Last month, Iran filed a complaint with the Hague-based tribunal, also known as the World Court, asking the principal judicial organ of the United Nations to order the US to lift its recently re-imposed sanctions on the Islamic Republic.
Tehran has called on the ICJ to order the immediate lifting of the sanctions, and demanded compensation for damages incurred in their wake.
Iran believes that the re-imposed American sanctions against Iran violate the terms of a 1955 friendship treaty between the two countries.
But US State Department Legal Adviser Jennifer Newstead argued on Tuesday, the second day of oral arguments in the case that Iran's appeal based on the 1955 Treaty of Amity, was a legal dodge.
"Iran is endeavoring to use the procedures of the Treaty of Amity to enforce rights that it claims under an entirely different (agreement) that specifically excludes judicial remedies," she said.
She argued that the disagreements between the United States and Iran should be resolved through diplomacy and not by the court.
Newstead further told the ICJ in The Hague that it "lacks prima facie jurisdiction to hear Iran's claims."
The US re-imposition of sanction against Iran came after US President Donald Trump pulled out of the 2015 nuclear deal known as the Joint Comprehensive Plan of Action (JCPOA) and set forth 12 new demands in order for the US to agree to a new nuclear deal with Tehran.
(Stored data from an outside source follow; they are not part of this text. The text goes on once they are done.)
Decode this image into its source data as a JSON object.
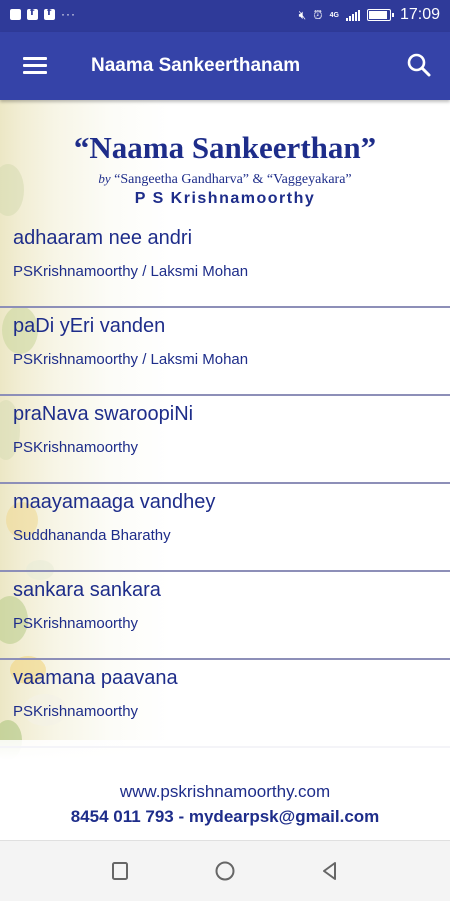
{
  "status_bar": {
    "notification_icons": [
      "photo-icon",
      "facebook-icon",
      "facebook-icon"
    ],
    "more_indicator": "···",
    "network": "4G",
    "time": "17:09"
  },
  "app_bar": {
    "title": "Naama Sankeerthanam"
  },
  "banner": {
    "title": "“Naama Sankeerthan”",
    "by": "by",
    "by_line": "“Sangeetha Gandharva” & “Vaggeyakara”",
    "author": "P S Krishnamoorthy"
  },
  "songs": [
    {
      "title": "adhaaram nee andri",
      "author": "PSKrishnamoorthy / Laksmi Mohan"
    },
    {
      "title": "paDi yEri vanden",
      "author": "PSKrishnamoorthy / Laksmi Mohan"
    },
    {
      "title": "praNava swaroopiNi",
      "author": "PSKrishnamoorthy"
    },
    {
      "title": "maayamaaga vandhey",
      "author": "Suddhananda Bharathy"
    },
    {
      "title": "sankara sankara",
      "author": "PSKrishnamoorthy"
    },
    {
      "title": "vaamana paavana",
      "author": "PSKrishnamoorthy"
    }
  ],
  "footer": {
    "website": "www.pskrishnamoorthy.com",
    "contact": "8454 011 793 - mydearpsk@gmail.com"
  },
  "nav_bar": {
    "buttons": [
      "recents-icon",
      "home-icon",
      "back-icon"
    ]
  },
  "colors": {
    "app_bar": "#3543a8",
    "status_bar": "#2f3a99",
    "text_blue": "#1e2d8a"
  }
}
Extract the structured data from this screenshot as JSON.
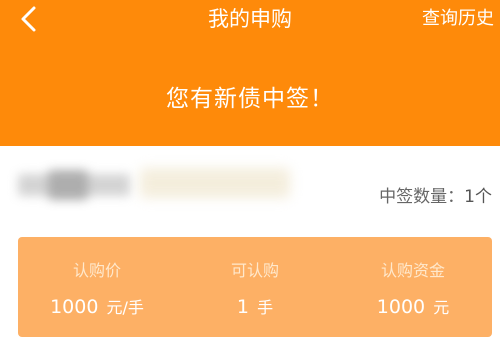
{
  "nav": {
    "title": "我的申购",
    "right_action": "查询历史",
    "back_icon": "chevron-left-icon"
  },
  "banner": {
    "text": "您有新债中签！"
  },
  "bond": {
    "lot_label": "中签数量：",
    "lot_value": "1个"
  },
  "card": {
    "columns": [
      {
        "label": "认购价",
        "value": "1000",
        "unit": "元/手"
      },
      {
        "label": "可认购",
        "value": "1",
        "unit": "手"
      },
      {
        "label": "认购资金",
        "value": "1000",
        "unit": "元"
      }
    ]
  },
  "colors": {
    "header_bg": "#fe8a0a",
    "card_bg": "#fdb065",
    "text_white": "#ffffff",
    "text_gray": "#666666"
  }
}
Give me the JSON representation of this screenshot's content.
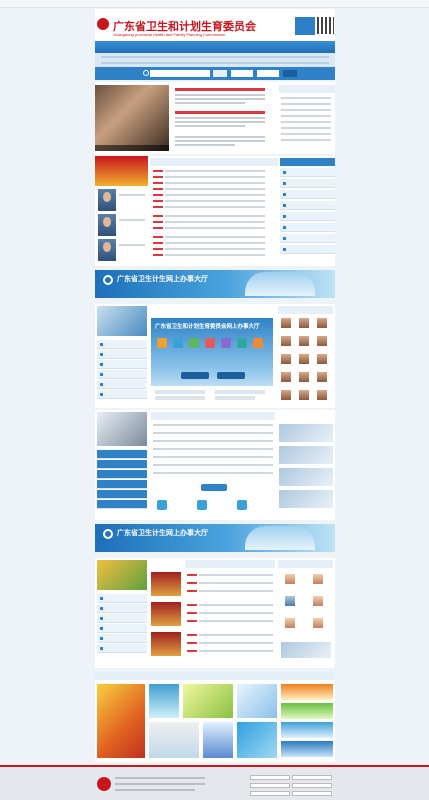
{
  "topbar": {
    "left": "",
    "right": ""
  },
  "header": {
    "title": "广东省卫生和计划生育委员会",
    "subtitle": "Guangdong provincial Health and Family Planning Commission",
    "qr_label": ""
  },
  "nav": {
    "items": [
      "",
      "",
      "",
      "",
      "",
      ""
    ]
  },
  "search": {
    "placeholder": "",
    "button": "",
    "select1": "",
    "select2": "",
    "go": ""
  },
  "photo_caption": "",
  "headlines": [
    ""
  ],
  "banner1": {
    "title": "广东省卫生计生网上办事大厅",
    "subtitle": ""
  },
  "service_hall": {
    "title": "广东省卫生和计划生育委员会网上办事大厅",
    "button": ""
  },
  "banner2": {
    "title": "广东省卫生计生网上办事大厅",
    "subtitle": ""
  },
  "section_labels": {
    "leaders": "",
    "right_tools": "",
    "special": ""
  },
  "colors": {
    "accent": "#2f82c7",
    "brand_red": "#c8161d",
    "nav_blue": "#1f6fb8"
  },
  "icons": [
    "search-icon",
    "qr-code-icon",
    "emblem-icon"
  ]
}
America’s European allies have protested against the move, but they are likely to adhere to the sanctions under the US pressure.
"This case is entirely about an attempt to compel the US by order of this court to resume" the 2015 nuclear deal, Newstead said.
The oral arguments, essentially a request by Iran for a provisional ruling, will last for four days, with a decision to follow within a month.
The ICJ was set up in 1946 to resolve international disputes. Its rulings are binding but on rare occasions they have been ignored by certain countries, chiefly the United States.